AF3 was found to be robust for RNA-protein, peptide-protein, and small molecule-protein complexes; nevertheless, for highly specialized targets such as antibody-antigen interactions, future retraining or model augmentation is warranted. Integration of physics-based restraints or hybrid docking strategies may further regulate generative architectures, constraining hallucination phenomena and improving global ranking outcomes.

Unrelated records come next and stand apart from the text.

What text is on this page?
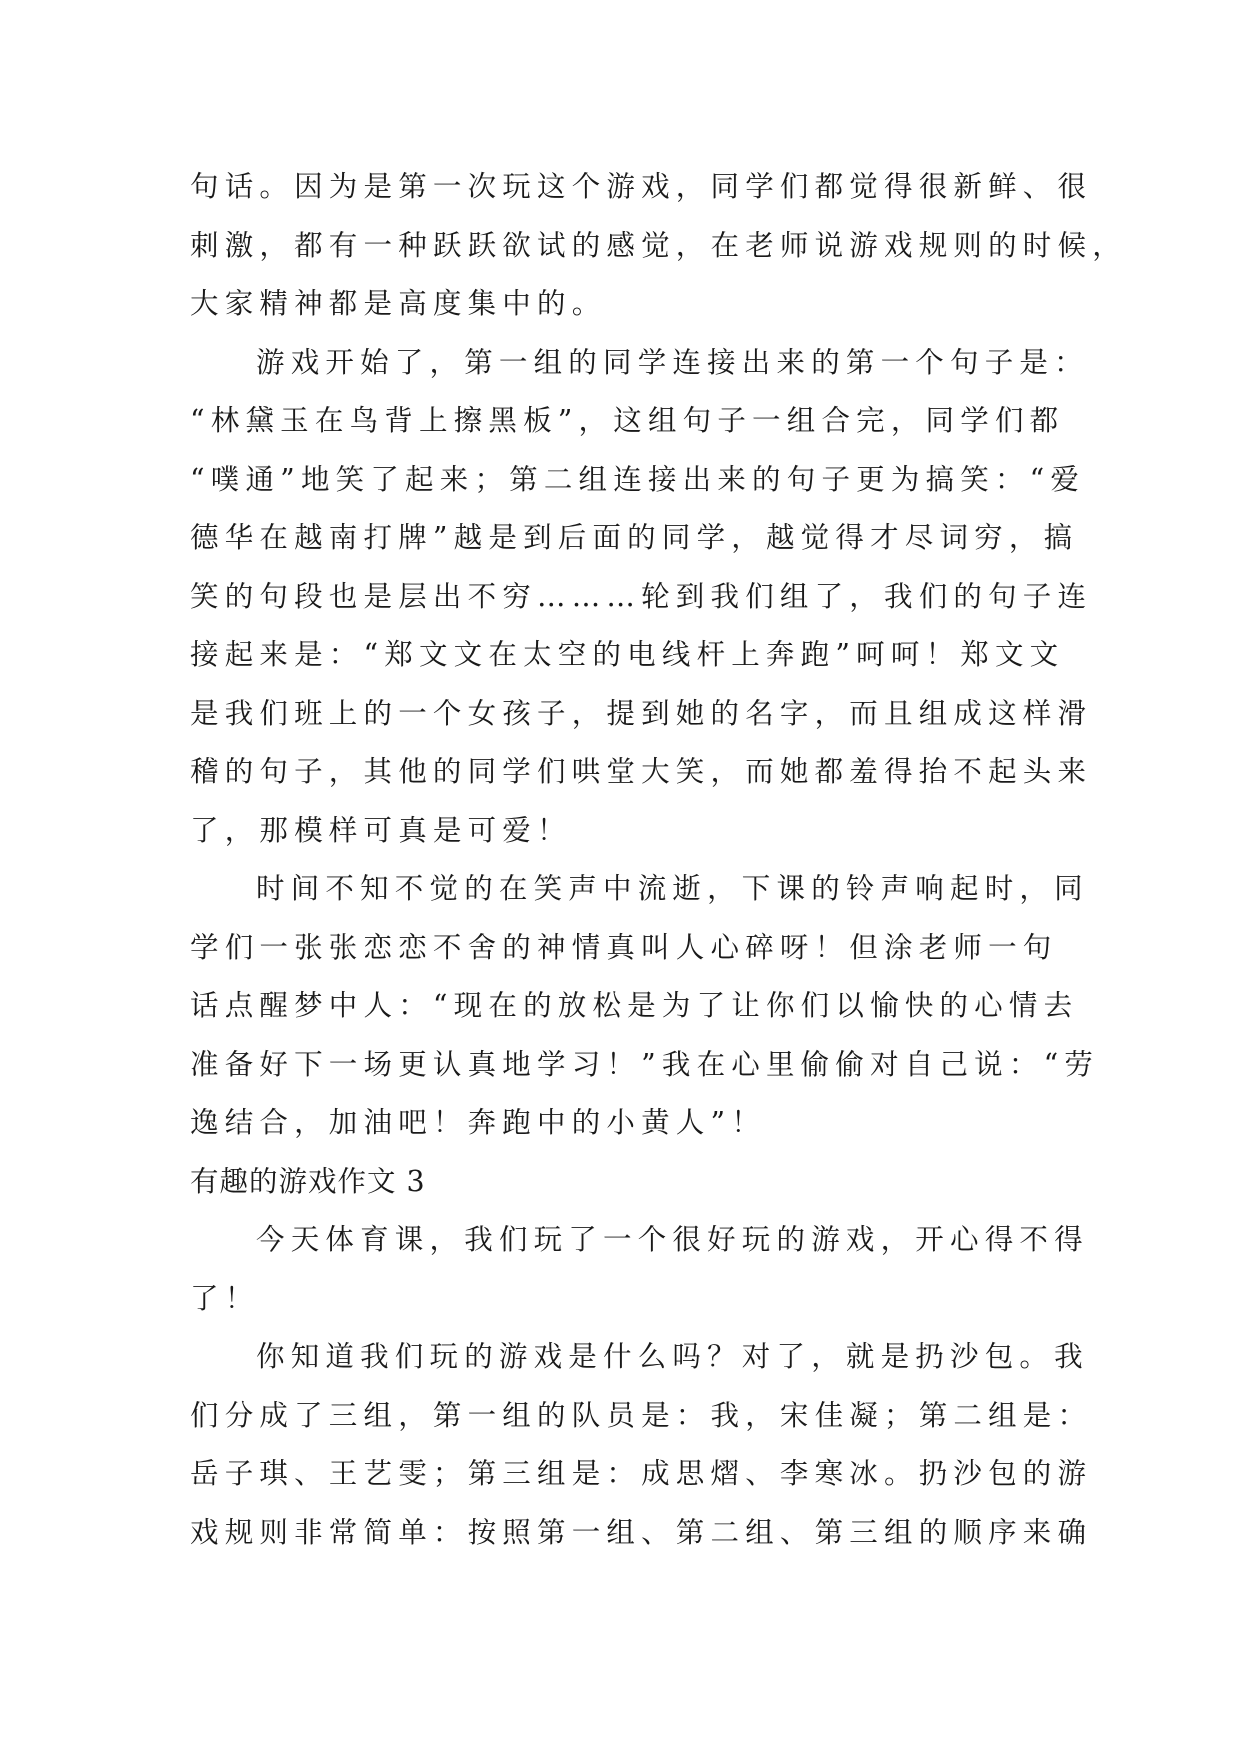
句话。因为是第一次玩这个游戏，同学们都觉得很新鲜、很
刺激，都有一种跃跃欲试的感觉，在老师说游戏规则的时候，
大家精神都是高度集中的。
游戏开始了，第一组的同学连接出来的第一个句子是：
“林黛玉在鸟背上擦黑板”，这组句子一组合完，同学们都
“噗通”地笑了起来；第二组连接出来的句子更为搞笑：“爱
德华在越南打牌”越是到后面的同学，越觉得才尽词穷，搞
笑的句段也是层出不穷………轮到我们组了，我们的句子连
接起来是：“郑文文在太空的电线杆上奔跑”呵呵！郑文文
是我们班上的一个女孩子，提到她的名字，而且组成这样滑
稽的句子，其他的同学们哄堂大笑，而她都羞得抬不起头来
了，那模样可真是可爱！
时间不知不觉的在笑声中流逝，下课的铃声响起时，同
学们一张张恋恋不舍的神情真叫人心碎呀！但涂老师一句
话点醒梦中人：“现在的放松是为了让你们以愉快的心情去
准备好下一场更认真地学习！”我在心里偷偷对自己说：“劳
逸结合，加油吧！奔跑中的小黄人”！
有趣的游戏作文 3
今天体育课，我们玩了一个很好玩的游戏，开心得不得
了！
你知道我们玩的游戏是什么吗？对了，就是扔沙包。我
们分成了三组，第一组的队员是：我，宋佳凝；第二组是：
岳子琪、王艺雯；第三组是：成思熠、李寒冰。扔沙包的游
戏规则非常简单：按照第一组、第二组、第三组的顺序来确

Rapid affinity screening using AF3 enables prioritization of antibody candidates for experimental validation and rational mutation via in silico affinity selection, potentially supplanting traditional hybridoma and phage display screens. However, comprehensive validation across other complex classes is needed to generalize model reliability.
Conclusion
AF3 substantially improves the prediction of antibody-antigen complex structures and relative binding affinities compared to earlier machine learning and physics-based docking methods. It demonstrates high spatial accuracy and reliable contact mapping but is susceptible to erroneous interface assignments in the absence of high-quality MSA data, as exemplified by the reverse docking phenomenon. The model’s computational efficiency and flexibility hold promise for accelerating antibody engineering and drug discovery pipelines, albeit with caveats regarding global affinity ranking and complex fault modalities. Future work should focus on resolving reverse docking through enhanced evolutionary context, user-guided input, and integration of physics-based constraints to fully realize AF3’s potential in structural immunology and beyond.